WASHINGTON — Hangzhou Zhongce Rubber Co. Ltd., the Chinese manufacturer of 450,000 tires subject to recall in the U.S., said its tires meet or exceed U.S. standards, according to information it gave National Highway Traffic Safety Administration staff.
The company said it told NHTSA at a July 11 meeting that it will provide any information the agency needs to independently confirm the safety and reliability of the tires. After that review, if a recall is appropriate, the company said it "will take all necessary action to ensure a recall is completed successfully and expeditiously."
The tire maker´s action and statement comes a few days before New Jersey importer Foreign Tire Sales Inc. begins a recall campaign. On July 16, the firm will begin running ads in "USA Today" and send out press releases and videos to all national markets, as well as letters to individual consumers, notifying the public of the recall.
The Union, N.J.-based importer reported to NHTSA in June potential defects in the light truck tires. The company said the tires were made without gum strips or with insufficient gum strips between the belts to prevent belt separation.
In a Chinese-language letter on its Web site, Hangzhou Zhongce said it is in a "business dispute" with FTS, and after the importer sued the Chinese company, it contacted NHTSA about alleged quality defects in the tires.
"So we believe this is merely a commercial overhype initiated by FTS for the lawsuit purpose. Meanwhile, we will keep the right to claim compensation for the loss that FTS has brought to us," the company said.
Hangzhou Zhongce said it did not find the defect claimed by FTS. "We are certain about the reliability and quality of our products," the firm said.
A lawsuit is pending in Philadelphia circuit court against Hangzhou, FTS, General Motors Corp. and other plaintiffs regarding an August 2006 rollover crash allegedly caused by a Hangzhou tire that suffered belt and tread separation. Two men died in the accident, and a third suffered permanent brain damage.
FTS subsequently sued Hangzhou in New Jersey federal district court for unspecified damages and a court injunction against importation of Hangzhou tires.
The latest court case was filed June 27, also in the New Jersey court. Jeffrey Killino, the lead plaintiffs´ attorney in the Philadelphia accident case, seeks certification of a class action against Hangzhou, FTS and other importers.
Among other things, the plaintiffs in the pending class seek compensatory and punitive damages, attorneys´ fees and court costs, and a court order for the immediate removal of potentially harmful tires from the U.S. market.
The issue also has sparked political action in the U.S. Congress.

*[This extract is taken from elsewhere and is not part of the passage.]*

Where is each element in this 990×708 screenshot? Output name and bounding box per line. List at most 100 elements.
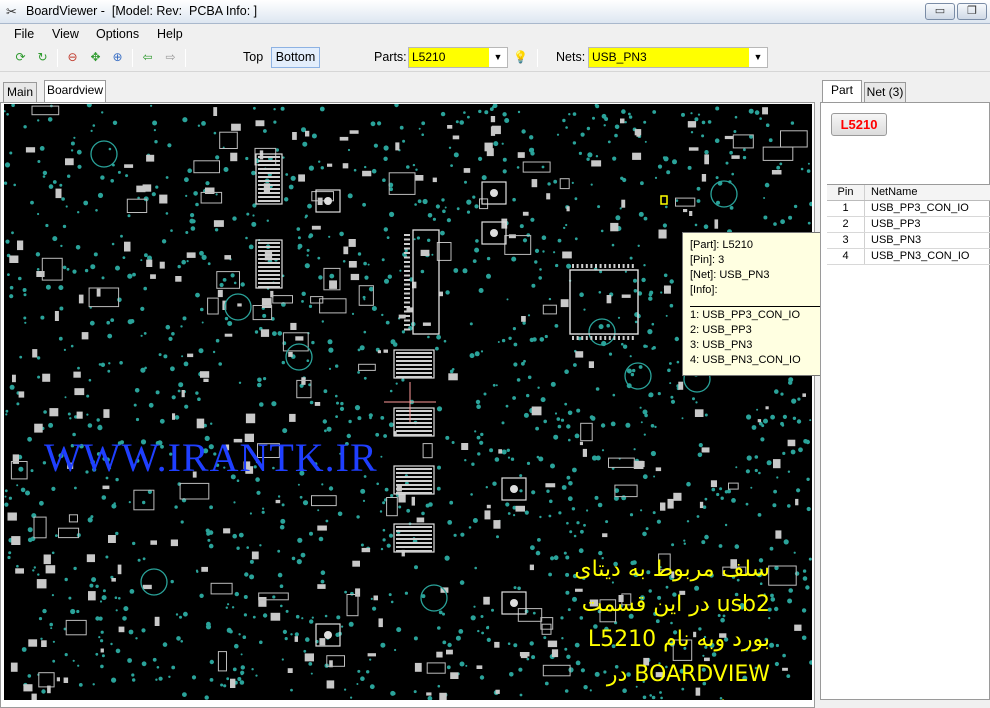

The Senate Commerce Committee plans a July 18 hearing on federal oversight for imports of Chinese tires and other products. NHTSA Administrator Nicole Nason is among those scheduled to testify.
The House Energy and Commerce Committee probably will follow suit in September, according to Sean Kane, president of Safety Research & Strategies Inc., a Rehoboth, Mass.-based vehicle safety consulting group with close ties to plaintiffs´ attorneys.
Kane said he expects the issue of liability insurance coverage for product importers to be prominent at the July 18 hearing. "There´s going to be a big push in Congress toward closing the loophole on importers bringing products to this country without adequate bonding or insurance," he predicted.